Rusya’nın üzerinden büyük kavgalar verdiği şehirler var; Sivastopol, Grozni, Mahaçkale, Vladikavkaz… Bunlar uğruna neler vermedi ki! Yerel halklar da öyle. Hepsi simgesel. Biri için fethi, öteki için işgali simgeliyor.
Kırımlının ‘Akyar’ dediği Sivastopol, 1784’te Çariçe 2. Katerina’nın General Potemkin’e inşa ettirdiği kaleydi. Hakeza Sunja nehri üzerindeki Grozni, tarihi Tarki’nin dibindeki Mahaçkale, 5 Adıge köyü üzerindeki Maykop, Alanya’nın kalbi Vladikavkaz ya da Nazran 18-19. yüzyılda kurulmuş birer kaleydi. Rusya zamanla buraları stratejik kentlere dönüştürdü. Sivastopol’daki kavgaysa bugünlerde yeniden alevlendi; Geçen hafta, 2017’de süresi dolacak Karadeniz Filosu’nun kira sözleşmesini 25 yıl uzatan anlaşma, Ukrayna meclisinden geçerken Kırım Tatarları açısından Sivastopol bir kez daha ‘düştü’. Zaten kent Rus-Ukraynalı çekişmesi yüzünden 90’ların başında Kırım’ın idari sınırlarının dışına çıkarılmıştı.

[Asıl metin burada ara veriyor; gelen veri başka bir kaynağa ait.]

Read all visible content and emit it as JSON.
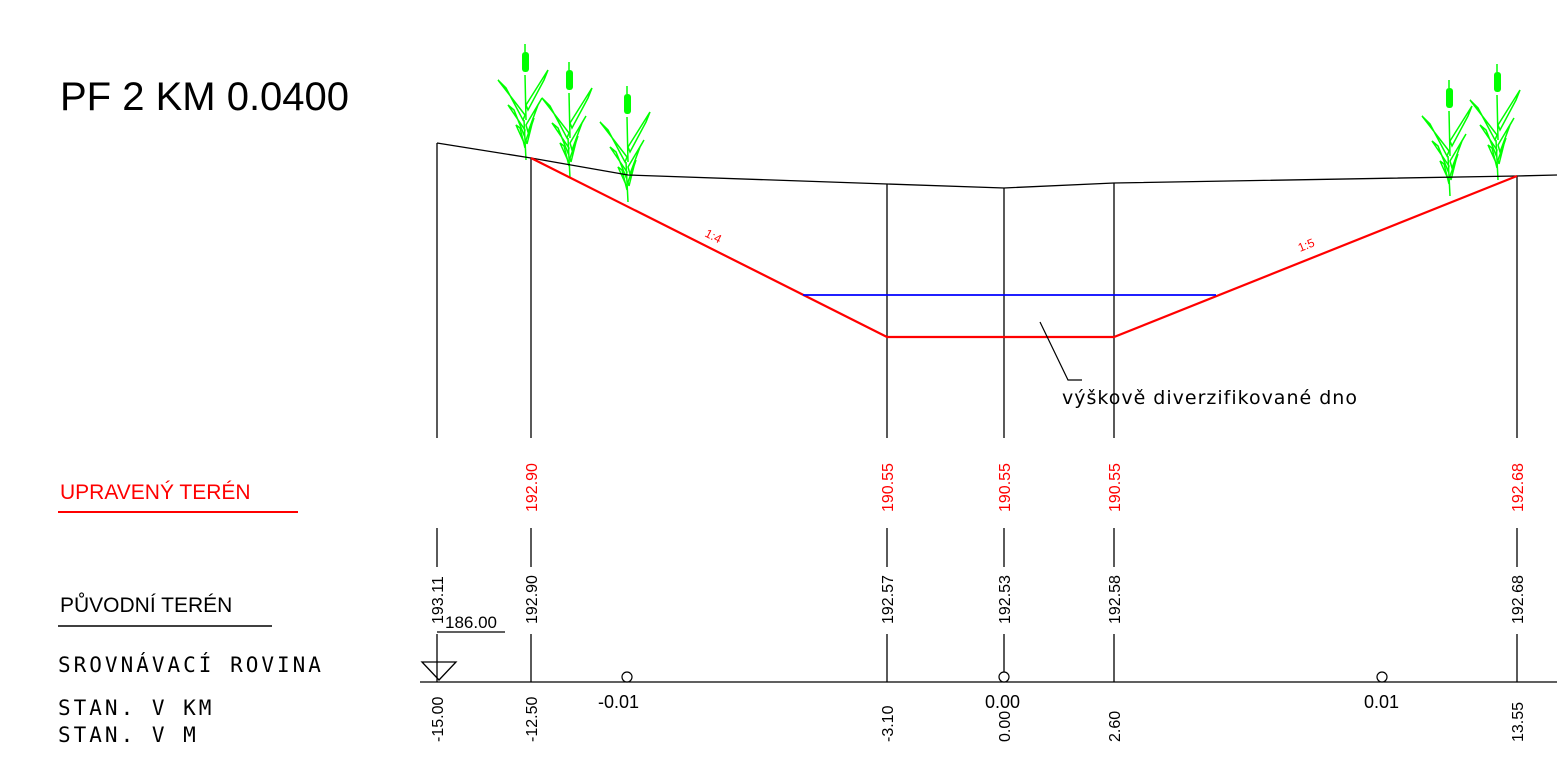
{
  "title": "PF 2  KM 0.0400",
  "colors": {
    "design": "#ff0000",
    "water": "#0000ff",
    "vegetation": "#00ff00",
    "line": "#000000"
  },
  "labels": {
    "designed_terrain": "UPRAVENÝ TERÉN",
    "original_terrain": "PŮVODNÍ TERÉN",
    "datum_plane": "SROVNÁVACÍ ROVINA",
    "station_km": "STAN. V KM",
    "station_m": "STAN. V M"
  },
  "datum_value": "186.00",
  "note": "výškově diverzifikované dno",
  "slopes": {
    "left": "1:4",
    "right": "1:5"
  },
  "designed_elevations": [
    "192.90",
    "190.55",
    "190.55",
    "190.55",
    "192.68"
  ],
  "original_elevations": [
    "193.11",
    "192.90",
    "192.57",
    "192.53",
    "192.58",
    "192.68"
  ],
  "stations_m": [
    "-15.00",
    "-12.50",
    "-3.10",
    "0.00",
    "2.60",
    "13.55"
  ],
  "stations_km": [
    "-0.01",
    "0.00",
    "0.01"
  ],
  "icons": [
    "reed-icon",
    "datum-triangle-icon",
    "circle-marker-icon"
  ]
}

Arka bahçesini, renkli devrimlerle gelen Amerikan nüfuzundan arındırmaya girişen Rusya, Ukrayna’ya trajik bir ‘U’ dönüşü yaptırdı ve Sivastopol’a 226 yıl önce çaktığı kazığın sökülmesini önledi. Bunu yaparken stratejik çıkarları için bedel ödemeye hazır olduğunu da gösterdi. Öyle bir bedel ki aylık 98 milyon dolarlık kiraya 2 milyon ilaveyle yetinmeyip doğalgazda yüzde 30 indirimle 10 yılda 40 milyar dolar kardan feragat eden Başbakan Vladimir Putin, Ukraynalılara “Bu parayla başkanınızı ve başbakanınızı birlikte yerim” demekten kendini alamadı. Kiev 1992-93’te filoda hak iddia edince Duma’nın ‘Sivastopol Rus kenti’ diyerek ve Kırım’ı Ukrayna’ya bağlayan 1954 tarihli kararı iptal ederek attığı zılgıtlar düşünüldüğünde bugünkü anlaşma bonkörce, tarz olarak da ince. Buna karşın anayasaya ‘yabancı askeri varlığına izin verilemez’ maddesini ekleyerek Rus filosuna güle güle demiş Ukrayna’daki Batıcı kanadın anlaşmaya tepkisi şöyle: ‘Fiili ilhak sürdürüyor, egemenlik baltalanıyor.’ Kiev’de muhalefet isyan etse de Filo’nun kalması Kırım’ın Ruslarını dindirdi. Ki bu kesim ‘turuncu devrim’le yüzlerini Moskova’ya dönmüştü.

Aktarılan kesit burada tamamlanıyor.